19 March, marks the birthday of Hiroo Onoda in 1922. Hiroo was a Japanese infantry officer who became the most famous of the ‘Holdouts’.
Born into an ancient Samurai warrior class family, Hiroo’s father was a Sergeant who was killed in action in China. Hiroo enlisted when he was 18 and was trained in the Intelligence.
Hiroo was dispatched to the Philippines with orders not to surrender. Shortly after his arrival, the islands were overrun by American forces and Hiroo ordered his men into the hills. Eventually their numbers were reduced to only Hiroo and three others, but they continued to carry out guerrilla raids and on more than one occasion engaged in shootouts with local police.

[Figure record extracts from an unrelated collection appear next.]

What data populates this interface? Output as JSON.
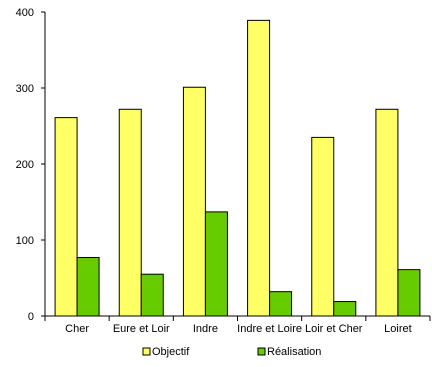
{
  "chart_data": {
    "type": "bar",
    "categories": [
      "Cher",
      "Eure et Loir",
      "Indre",
      "Indre et Loire",
      "Loir et Cher",
      "Loiret"
    ],
    "series": [
      {
        "name": "Objectif",
        "values": [
          261,
          272,
          301,
          389,
          235,
          272
        ],
        "color": "#FFFF66"
      },
      {
        "name": "Réalisation",
        "values": [
          77,
          55,
          137,
          32,
          19,
          61
        ],
        "color": "#66CC00"
      }
    ],
    "ylim": [
      0,
      400
    ],
    "yticks": [
      "0",
      "100",
      "200",
      "300",
      "400"
    ],
    "grid": false,
    "legend_position": "bottom"
  }
}
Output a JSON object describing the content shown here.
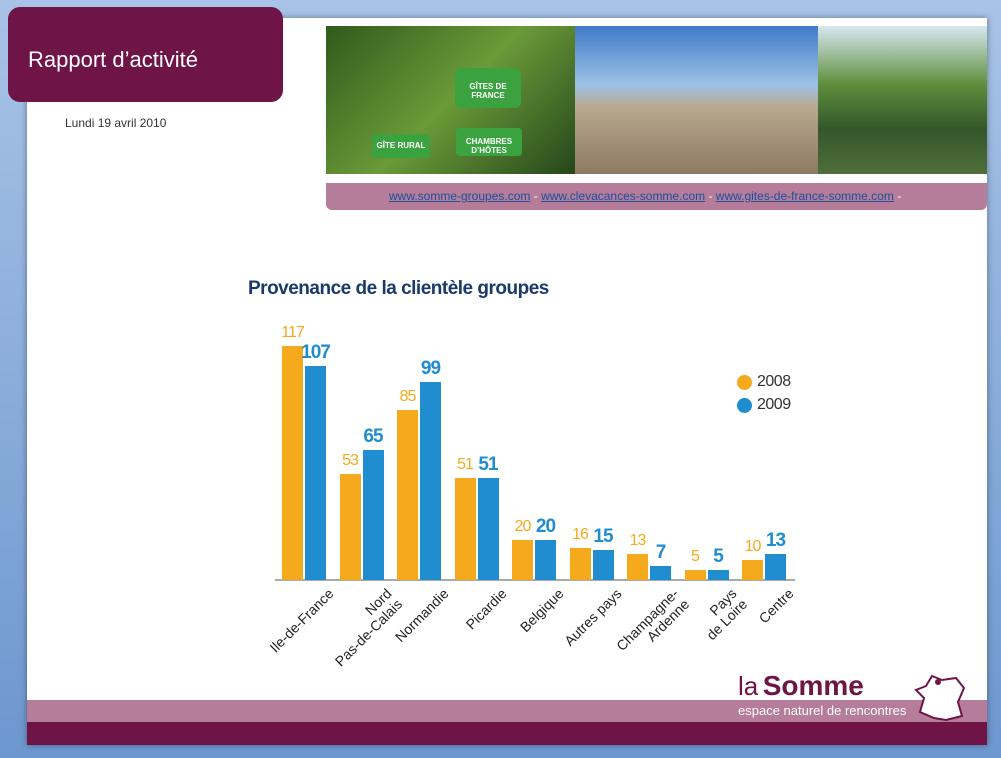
{
  "header": {
    "title": "Rapport d’activité",
    "date": "Lundi 19 avril 2010"
  },
  "banner": {
    "signs": [
      "GÎTES DE FRANCE",
      "GÎTE RURAL",
      "CHAMBRES D’HÔTES"
    ]
  },
  "links": {
    "items": [
      "www.somme-groupes.com",
      "www.clevacances-somme.com",
      "www.gites-de-france-somme.com"
    ],
    "separator": "-"
  },
  "chart_data": {
    "type": "bar",
    "title": "Provenance de la clientèle groupes",
    "categories": [
      "Ile-de-France",
      "Nord\nPas-de-Calais",
      "Normandie",
      "Picardie",
      "Belgique",
      "Autres pays",
      "Champagne-\nArdenne",
      "Pays\nde Loire",
      "Centre"
    ],
    "series": [
      {
        "name": "2008",
        "color": "#f5a91c",
        "values": [
          117,
          53,
          85,
          51,
          20,
          16,
          13,
          5,
          10
        ]
      },
      {
        "name": "2009",
        "color": "#1f8dd0",
        "values": [
          107,
          65,
          99,
          51,
          20,
          15,
          7,
          5,
          13
        ]
      }
    ],
    "legend": "right"
  },
  "footer": {
    "brand_prefix": "la",
    "brand": "Somme",
    "tagline": "espace naturel de rencontres"
  }
}
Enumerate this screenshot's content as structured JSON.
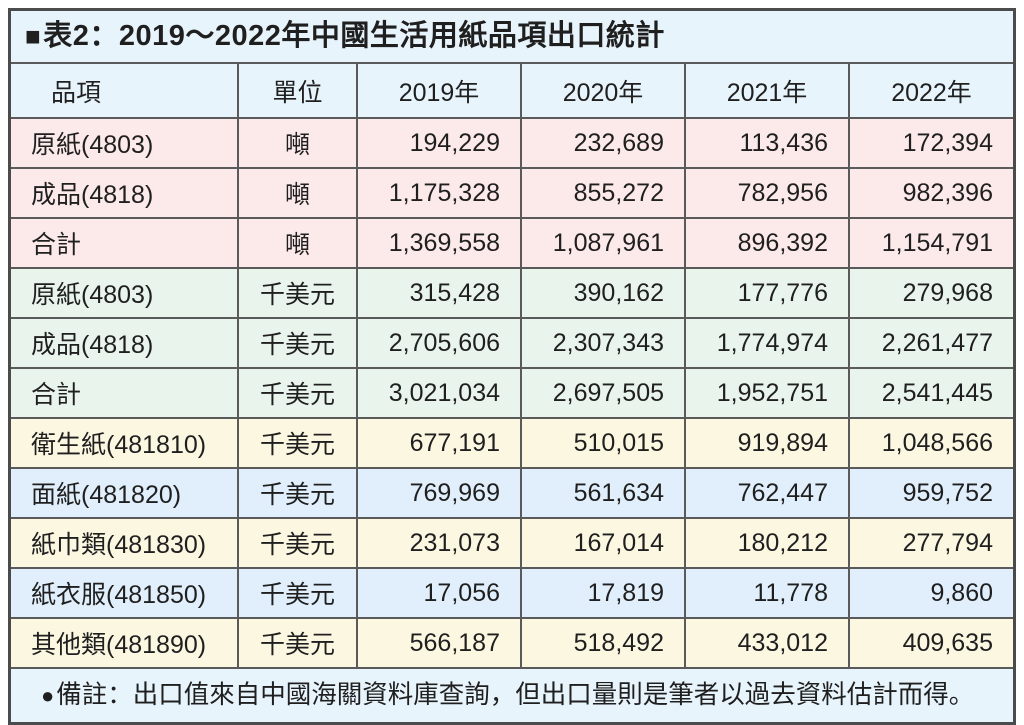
{
  "title": {
    "bullet": "■",
    "text": "表2：2019～2022年中國生活用紙品項出口統計"
  },
  "table": {
    "columns": [
      {
        "label": "品項",
        "align": "al"
      },
      {
        "label": "單位",
        "align": "ac"
      },
      {
        "label": "2019年",
        "align": "ac"
      },
      {
        "label": "2020年",
        "align": "ac"
      },
      {
        "label": "2021年",
        "align": "ac"
      },
      {
        "label": "2022年",
        "align": "ac"
      }
    ],
    "rows": [
      {
        "item": "原紙(4803)",
        "unit": "噸",
        "values": [
          "194,229",
          "232,689",
          "113,436",
          "172,394"
        ],
        "theme": "pink"
      },
      {
        "item": "成品(4818)",
        "unit": "噸",
        "values": [
          "1,175,328",
          "855,272",
          "782,956",
          "982,396"
        ],
        "theme": "pink"
      },
      {
        "item": "合計",
        "unit": "噸",
        "values": [
          "1,369,558",
          "1,087,961",
          "896,392",
          "1,154,791"
        ],
        "theme": "pink"
      },
      {
        "item": "原紙(4803)",
        "unit": "千美元",
        "values": [
          "315,428",
          "390,162",
          "177,776",
          "279,968"
        ],
        "theme": "green"
      },
      {
        "item": "成品(4818)",
        "unit": "千美元",
        "values": [
          "2,705,606",
          "2,307,343",
          "1,774,974",
          "2,261,477"
        ],
        "theme": "green"
      },
      {
        "item": "合計",
        "unit": "千美元",
        "values": [
          "3,021,034",
          "2,697,505",
          "1,952,751",
          "2,541,445"
        ],
        "theme": "green"
      },
      {
        "item": "衛生紙(481810)",
        "unit": "千美元",
        "values": [
          "677,191",
          "510,015",
          "919,894",
          "1,048,566"
        ],
        "theme": "cream"
      },
      {
        "item": "面紙(481820)",
        "unit": "千美元",
        "values": [
          "769,969",
          "561,634",
          "762,447",
          "959,752"
        ],
        "theme": "blue"
      },
      {
        "item": "紙巾類(481830)",
        "unit": "千美元",
        "values": [
          "231,073",
          "167,014",
          "180,212",
          "277,794"
        ],
        "theme": "cream"
      },
      {
        "item": "紙衣服(481850)",
        "unit": "千美元",
        "values": [
          "17,056",
          "17,819",
          "11,778",
          "9,860"
        ],
        "theme": "blue"
      },
      {
        "item": "其他類(481890)",
        "unit": "千美元",
        "values": [
          "566,187",
          "518,492",
          "433,012",
          "409,635"
        ],
        "theme": "cream"
      }
    ]
  },
  "footnote": {
    "bullet": "●",
    "text": "備註：出口值來自中國海關資料庫查詢，但出口量則是筆者以過去資料估計而得。"
  },
  "colors": {
    "header_bg": "#e8f4fc",
    "pink_bg": "#fce9e9",
    "green_bg": "#e9f4ec",
    "cream_bg": "#fcf7e1",
    "blue_bg": "#e0effb",
    "border_inner": "#5a5a5a",
    "border_outer": "#4b4b4b",
    "text": "#1f1f1f"
  },
  "chart_data": {
    "type": "table",
    "title": "表2：2019～2022年中國生活用紙品項出口統計",
    "columns": [
      "品項",
      "單位",
      "2019年",
      "2020年",
      "2021年",
      "2022年"
    ],
    "rows": [
      [
        "原紙(4803)",
        "噸",
        194229,
        232689,
        113436,
        172394
      ],
      [
        "成品(4818)",
        "噸",
        1175328,
        855272,
        782956,
        982396
      ],
      [
        "合計",
        "噸",
        1369558,
        1087961,
        896392,
        1154791
      ],
      [
        "原紙(4803)",
        "千美元",
        315428,
        390162,
        177776,
        279968
      ],
      [
        "成品(4818)",
        "千美元",
        2705606,
        2307343,
        1774974,
        2261477
      ],
      [
        "合計",
        "千美元",
        3021034,
        2697505,
        1952751,
        2541445
      ],
      [
        "衛生紙(481810)",
        "千美元",
        677191,
        510015,
        919894,
        1048566
      ],
      [
        "面紙(481820)",
        "千美元",
        769969,
        561634,
        762447,
        959752
      ],
      [
        "紙巾類(481830)",
        "千美元",
        231073,
        167014,
        180212,
        277794
      ],
      [
        "紙衣服(481850)",
        "千美元",
        17056,
        17819,
        11778,
        9860
      ],
      [
        "其他類(481890)",
        "千美元",
        566187,
        518492,
        433012,
        409635
      ]
    ],
    "note": "備註：出口值來自中國海關資料庫查詢，但出口量則是筆者以過去資料估計而得。"
  }
}
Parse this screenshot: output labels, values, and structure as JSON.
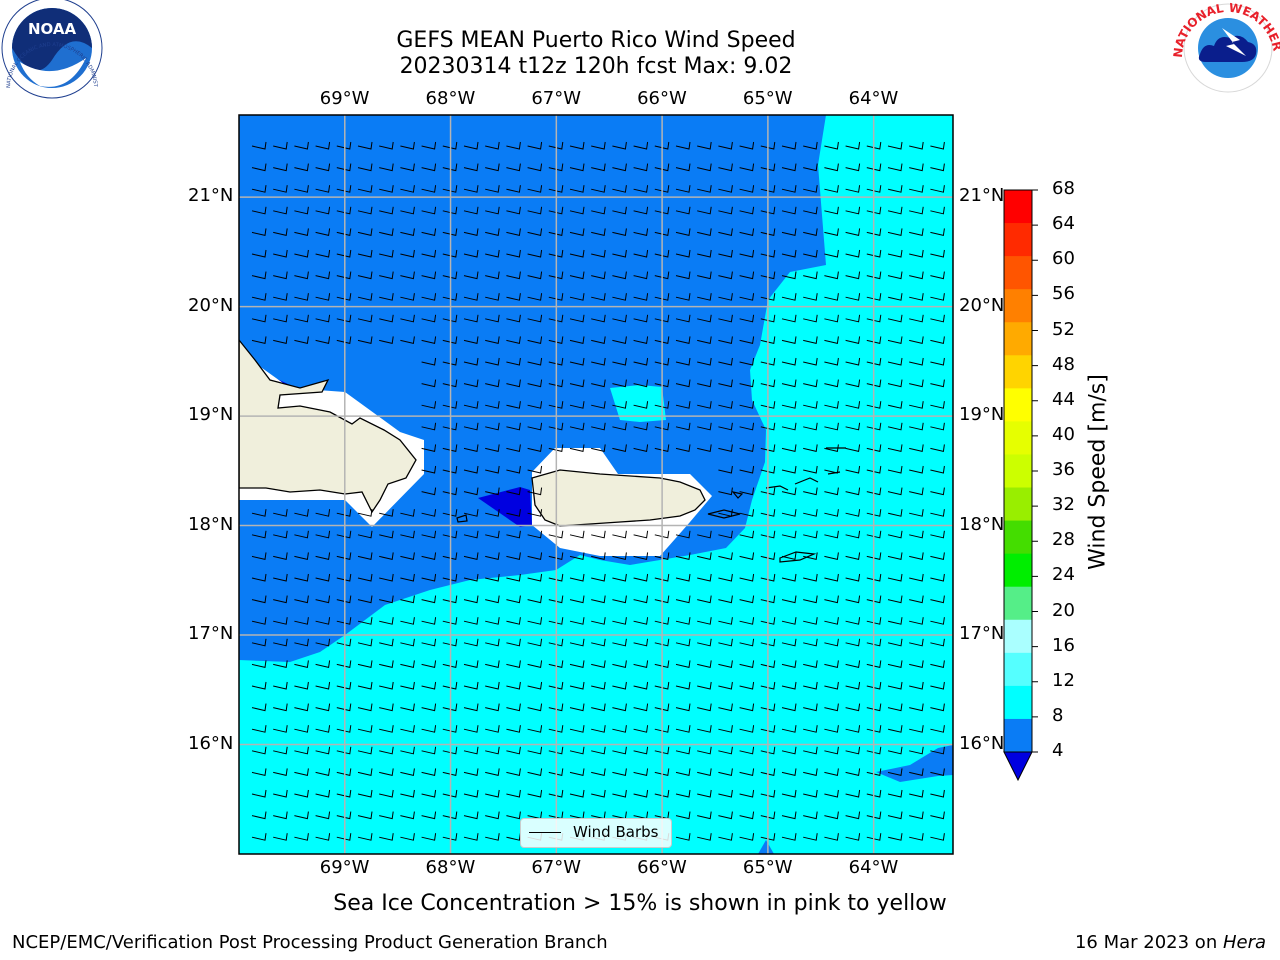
{
  "header": {
    "line1": "GEFS MEAN Puerto Rico Wind Speed",
    "line2": "20230314 t12z 120h fcst   Max: 9.02"
  },
  "map": {
    "lon_labels": [
      "69°W",
      "68°W",
      "67°W",
      "66°W",
      "65°W",
      "64°W"
    ],
    "lat_labels": [
      "21°N",
      "20°N",
      "19°N",
      "18°N",
      "17°N",
      "16°N"
    ],
    "lon_range": [
      -70.0,
      -63.25
    ],
    "lat_range": [
      15.0,
      21.75
    ],
    "fill_colors": {
      "sea_4_8": "#0a7cf5",
      "sea_8_12": "#00ffff",
      "sea_below_4": "#0000e0",
      "land": "#f0efdc",
      "gridline": "#b4b4b4"
    },
    "legend": {
      "label": "Wind Barbs"
    }
  },
  "colorbar": {
    "label": "Wind Speed [m/s]",
    "ticks": [
      "68",
      "64",
      "60",
      "56",
      "52",
      "48",
      "44",
      "40",
      "36",
      "32",
      "28",
      "24",
      "20",
      "16",
      "12",
      "8",
      "4"
    ],
    "colors": [
      "#ff0000",
      "#ff2a00",
      "#ff5500",
      "#ff8000",
      "#ffaa00",
      "#ffd400",
      "#ffff00",
      "#e6ff00",
      "#ccff00",
      "#99ee00",
      "#44dd00",
      "#00ee00",
      "#55ee88",
      "#aaffff",
      "#55ffff",
      "#00ffff",
      "#0a7cf5"
    ],
    "below_color": "#0000e0"
  },
  "logos": {
    "noaa_text": "NOAA",
    "noaa_ring": "NATIONAL OCEANIC AND ATMOSPHERIC ADMINISTRATION · U.S. DEPARTMENT OF COMMERCE",
    "nws_ring": "NATIONAL WEATHER SERVICE"
  },
  "notes": {
    "sea_ice": "Sea Ice Concentration > 15% is shown in pink to yellow",
    "branch": "NCEP/EMC/Verification Post Processing Product Generation Branch",
    "date": "16 Mar 2023 on ",
    "machine": "Hera"
  }
}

In October of 1945, both Allied forces and former Japanese combatants attempted to inform the holdouts that hostilities had come to a close a month prior, but Hiroo and his men were convinced it was an enemy trick and that Japan had not capitulated.
Over the next several years, one of Hiroo’s men surrendered and in the 1950’s and two others were shot in gun battles with the locals. Hiroo would remain on his own until he was discovered by a Japanese student. The two became friendly and he tried to convince Hiroo to surrender. Hiroo agreed to lay down his arms if expressly ordered to do so by his commanding officer. On 9 March, 1974, his former commander, Major Yoshimi Taniguchi, who was now employed as a bookseller, formerly relieved him of his duties and Hiroo turned over his sword and rifle to local authorities.
After the war he wrote the story of his protracted battle, titled: ‘No Surrender, my thirty year war’, and opened a nature school that served as an education camp for Japanese youth whom he feared were losing traditional values. He died in Tokyo in 2014.